Es war kalt und regnerisch an diesem Morgen. Früh war es, gerade sechs Uhr, und noch war er alleine auf dem Bahnsteig. Auf den anderen Gleisen fuhren Züge ein und aus, stoben ihre weißen Dampffahnen in den Wintermorgen und kündigten ihre Einfahrt mit schrillem Pfeifen an. Die Menschen drängelten sich und versuchten vor allen anderen in die Waggons zu gelangen. Dichte Eisblumen zierten die Fenster der Waggons, in denen so viele andere Menschen darauf warteten, am Ziel der Reise endlich auszusteigen oder diese endlich fortsetzen zu können. Und obwohl sie ihm so nahe wahren, nahm er sie nicht wahr, fühlte sich alleine und frei, bemerkte auch nicht das Drängen an den anderen Gleisen. Auf seinem Steig befand sich keine andere Menschenseele, als er selber. Bald würde auch hier ein Zug ankommen und sie würde aussteigen. Sie, Eloise würde zu ihm zurückkommen, nach so langer Zeit, und er würde sie in seine Arme schließen, und beide würden zugleich das Eine sagen: "Ich liebe Dich, vergib mir..."

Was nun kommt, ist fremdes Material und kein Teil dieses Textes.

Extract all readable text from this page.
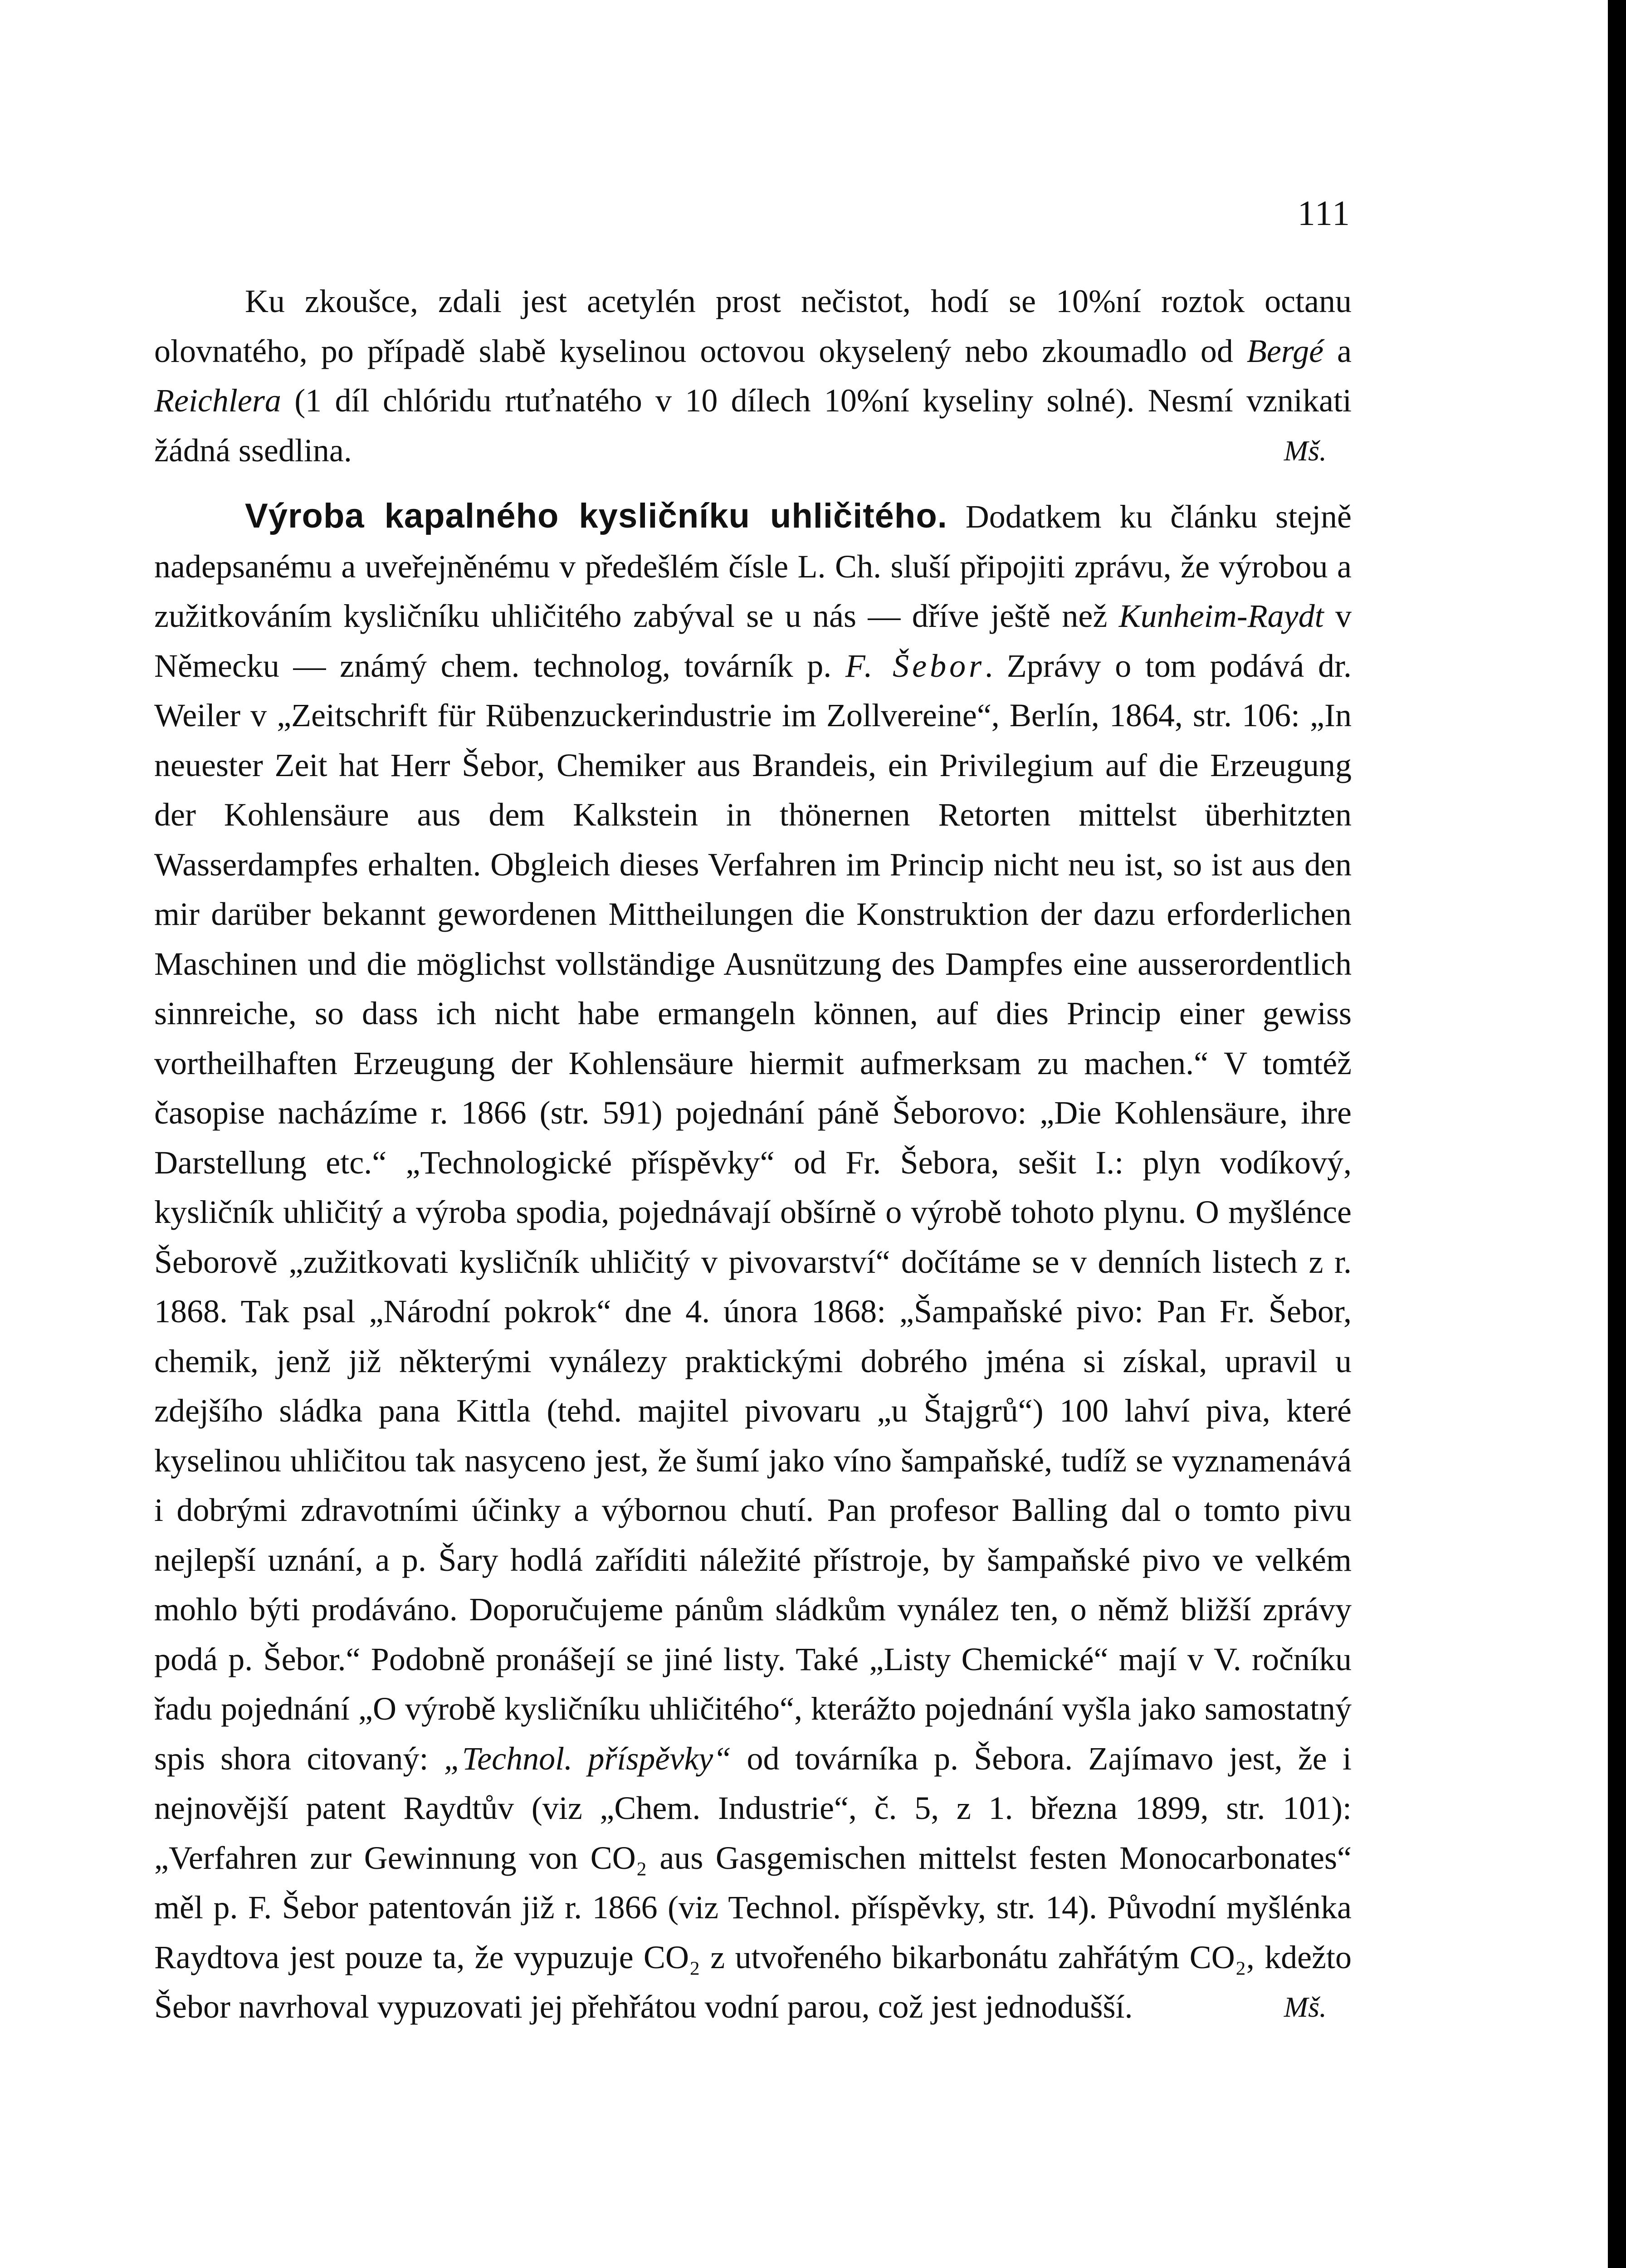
111

Ku zkoušce, zdali jest acetylén prost nečistot, hodí se 10%ní roztok octanu olovnatého, po případě slabě kyselinou octovou okyselený nebo zkoumadlo od Bergé a Reichlera (1 díl chlóridu rtuťnatého v 10 dílech 10%ní kyseliny solné). Nesmí vznikati žádná ssedlina.	Mš.

Výroba kapalného kysličníku uhličitého. Dodatkem ku článku stejně nadepsanému a uveřejněnému v předešlém čísle L. Ch. sluší připojiti zprávu, že výrobou a zužitkováním kysličníku uhličitého zabýval se u nás — dříve ještě než Kunheim-Raydt v Německu — známý chem. technolog, továrník p. F. Šebor. Zprávy o tom podává dr. Weiler v „Zeitschrift für Rübenzuckerindustrie im Zollvereine“, Berlín, 1864, str. 106: „In neuester Zeit hat Herr Šebor, Chemiker aus Brandeis, ein Privilegium auf die Erzeugung der Kohlensäure aus dem Kalkstein in thönernen Retorten mittelst überhitzten Wasserdampfes erhalten. Obgleich dieses Verfahren im Princip nicht neu ist, so ist aus den mir darüber bekannt gewordenen Mittheilungen die Konstruktion der dazu erforderlichen Maschinen und die möglichst vollständige Ausnützung des Dampfes eine ausserordentlich sinnreiche, so dass ich nicht habe ermangeln können, auf dies Princip einer gewiss vortheilhaften Erzeugung der Kohlensäure hiermit aufmerksam zu machen.“ V tomtéž časopise nacházíme r. 1866 (str. 591) pojednání páně Šeborovo: „Die Kohlensäure, ihre Darstellung etc.“ „Technologické příspěvky“ od Fr. Šebora, sešit I.: plyn vodíkový, kysličník uhličitý a výroba spodia, pojednávají obšírně o výrobě tohoto plynu. O myšlénce Šeborově „zužitkovati kysličník uhličitý v pivovarství“ dočítáme se v denních listech z r. 1868. Tak psal „Národní pokrok“ dne 4. února 1868: „Šampaňské pivo: Pan Fr. Šebor, chemik, jenž již některými vynálezy praktickými dobrého jména si získal, upravil u zdejšího sládka pana Kittla (tehd. majitel pivovaru „u Štajgrů“) 100 lahví piva, které kyselinou uhličitou tak nasyceno jest, že šumí jako víno šampaňské, tudíž se vyznamenává i dobrými zdravotními účinky a výbornou chutí. Pan profesor Balling dal o tomto pivu nejlepší uznání, a p. Šary hodlá zaříditi náležité přístroje, by šampaňské pivo ve velkém mohlo býti prodáváno. Doporučujeme pánům sládkům vynález ten, o němž bližší zprávy podá p. Šebor.“ Podobně pronášejí se jiné listy. Také „Listy Chemické“ mají v V. ročníku řadu pojednání „O výrobě kysličníku uhličitého“, kterážto pojednání vyšla jako samostatný spis shora citovaný: „Technol. příspěvky“ od továrníka p. Šebora. Zajímavo jest, že i nejnovější patent Raydtův (viz „Chem. Industrie“, č. 5, z 1. března 1899, str. 101): „Verfahren zur Gewinnung von CO₂ aus Gasgemischen mittelst festen Monocarbonates“ měl p. F. Šebor patentován již r. 1866 (viz Technol. příspěvky, str. 14). Původní myšlénka Raydtova jest pouze ta, že vypuzuje CO₂ z utvořeného bikarbonátu zahřátým CO₂, kdežto Šebor navrhoval vypuzovati jej přehřátou vodní parou, což jest jednodušší.	Mš.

Doch noch musste er sich etwas gedulden und in der eisigen Kälte ausharren. Eine Katze lief über die Gleise, es hörte auf zu schneien. Deutlich sah er die Risse im vertrockneten Holz des Bahnhofsschilds. RODRIGANDA stand da in alten verwitterten Buchstaben; die weiße Farbe blätterte ab, und es roch nach Fisch. Dort am Rande des alten Bahnhofs standen noch ältere Bäume, bemerkte er, knorrig und ganz schaurig in ihrer Form, doch da konnte man gut raufklettern und... Ein jäher Schmerz riss ihn aus seinem selig ruhigen Schlaf. Seine Bauchdecke pochte.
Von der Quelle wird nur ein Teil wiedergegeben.